Strings attached..!!

 You have become a big boy now. 2 years plus 2 weeks.  You speak everything now. You know my company's name. The city I go for work. Now you have started saying good bye to me when I leave for my office. It was not easy. Till now I used to kiss you before I go for bath and immediately after that I used to leave when you were busy playing with something in other room. If you are in the drawing room then I would leave from the kitchen. The intention was not to cheat you. But whenever you saw me going anywhere you were crying and that made me feel very guilty. But after reading a chapter in book 'Kids care' (by Rohit Shah), I felt I was truly escaping and made you felt cheated. So after you turned 2, I started saying good bye. You already knew it in your heart that I was going to office everyday. And everyday after I was leaving for the office, within 5 minutes you were asking your grandma, 'Where is Mamma?'. She always replied correctly that I went for the office and you were not responding after asking once. You behaved to become indifferent of this thing but you were not. Same way initially when I started saying good bye before going to office, you did not respond. You continued doing your stuff. No eye contact, no response. Still I kissed you in your forehead and said bye. Probably you were angry with me. But gradually you started looking at me while I go and finally today you said, 'Ok Mamma, you go.' You also brought my purse I had put on the chair and handed it over to me. It was a great relief to see you accepting it.

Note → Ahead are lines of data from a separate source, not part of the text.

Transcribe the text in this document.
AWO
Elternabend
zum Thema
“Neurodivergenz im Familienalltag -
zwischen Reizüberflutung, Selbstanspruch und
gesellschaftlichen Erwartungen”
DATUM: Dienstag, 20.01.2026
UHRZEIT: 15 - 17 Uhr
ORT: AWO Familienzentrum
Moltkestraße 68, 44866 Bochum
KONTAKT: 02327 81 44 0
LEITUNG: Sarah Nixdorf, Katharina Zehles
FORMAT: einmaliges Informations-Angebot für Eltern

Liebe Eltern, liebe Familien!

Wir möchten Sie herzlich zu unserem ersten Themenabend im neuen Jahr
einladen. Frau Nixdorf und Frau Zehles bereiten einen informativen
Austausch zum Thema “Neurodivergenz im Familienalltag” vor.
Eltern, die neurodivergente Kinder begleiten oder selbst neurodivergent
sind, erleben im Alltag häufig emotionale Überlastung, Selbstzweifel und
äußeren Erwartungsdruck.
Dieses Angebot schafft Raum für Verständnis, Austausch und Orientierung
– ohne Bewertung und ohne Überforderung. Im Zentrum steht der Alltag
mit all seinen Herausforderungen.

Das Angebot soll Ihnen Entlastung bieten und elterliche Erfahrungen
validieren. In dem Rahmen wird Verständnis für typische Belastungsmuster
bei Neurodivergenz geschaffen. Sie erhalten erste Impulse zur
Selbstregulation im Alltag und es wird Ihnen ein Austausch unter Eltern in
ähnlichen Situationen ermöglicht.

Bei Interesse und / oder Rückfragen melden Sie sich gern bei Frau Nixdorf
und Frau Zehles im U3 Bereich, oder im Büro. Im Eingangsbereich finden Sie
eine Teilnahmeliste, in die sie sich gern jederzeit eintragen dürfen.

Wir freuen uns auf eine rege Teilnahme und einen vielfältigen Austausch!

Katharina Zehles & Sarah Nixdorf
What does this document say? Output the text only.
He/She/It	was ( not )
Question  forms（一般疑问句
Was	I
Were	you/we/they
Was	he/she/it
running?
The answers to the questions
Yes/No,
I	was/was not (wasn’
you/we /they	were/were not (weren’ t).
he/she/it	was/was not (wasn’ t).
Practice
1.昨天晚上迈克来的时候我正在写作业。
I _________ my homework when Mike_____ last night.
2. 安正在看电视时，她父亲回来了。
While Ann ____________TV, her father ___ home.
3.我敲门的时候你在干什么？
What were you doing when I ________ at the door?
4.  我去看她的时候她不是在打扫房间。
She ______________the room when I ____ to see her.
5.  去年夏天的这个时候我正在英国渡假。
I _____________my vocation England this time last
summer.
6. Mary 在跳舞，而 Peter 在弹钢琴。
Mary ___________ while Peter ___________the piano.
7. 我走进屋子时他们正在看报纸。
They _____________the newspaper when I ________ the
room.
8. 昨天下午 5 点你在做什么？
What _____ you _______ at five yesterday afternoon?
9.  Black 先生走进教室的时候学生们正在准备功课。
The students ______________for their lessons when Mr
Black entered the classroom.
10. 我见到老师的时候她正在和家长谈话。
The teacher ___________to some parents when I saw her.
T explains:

When you will grow and become a young man, you will also have to go out: to learn, to work, to expand your boundaries. I will be thinking of your well-being and missing you very hard. Probably at that point of time I will be comparatively free. But I should not be complaining. I will remind myself that you have supported me very beautifully when I was on my path. You have never behaved in a manner that I have to rush back from the office and calm you. I will read this part when I will become old and will try to support you and become understanding so that you will not feel irritated of me.

No matter near or far, our strings are attached and we will always be connected.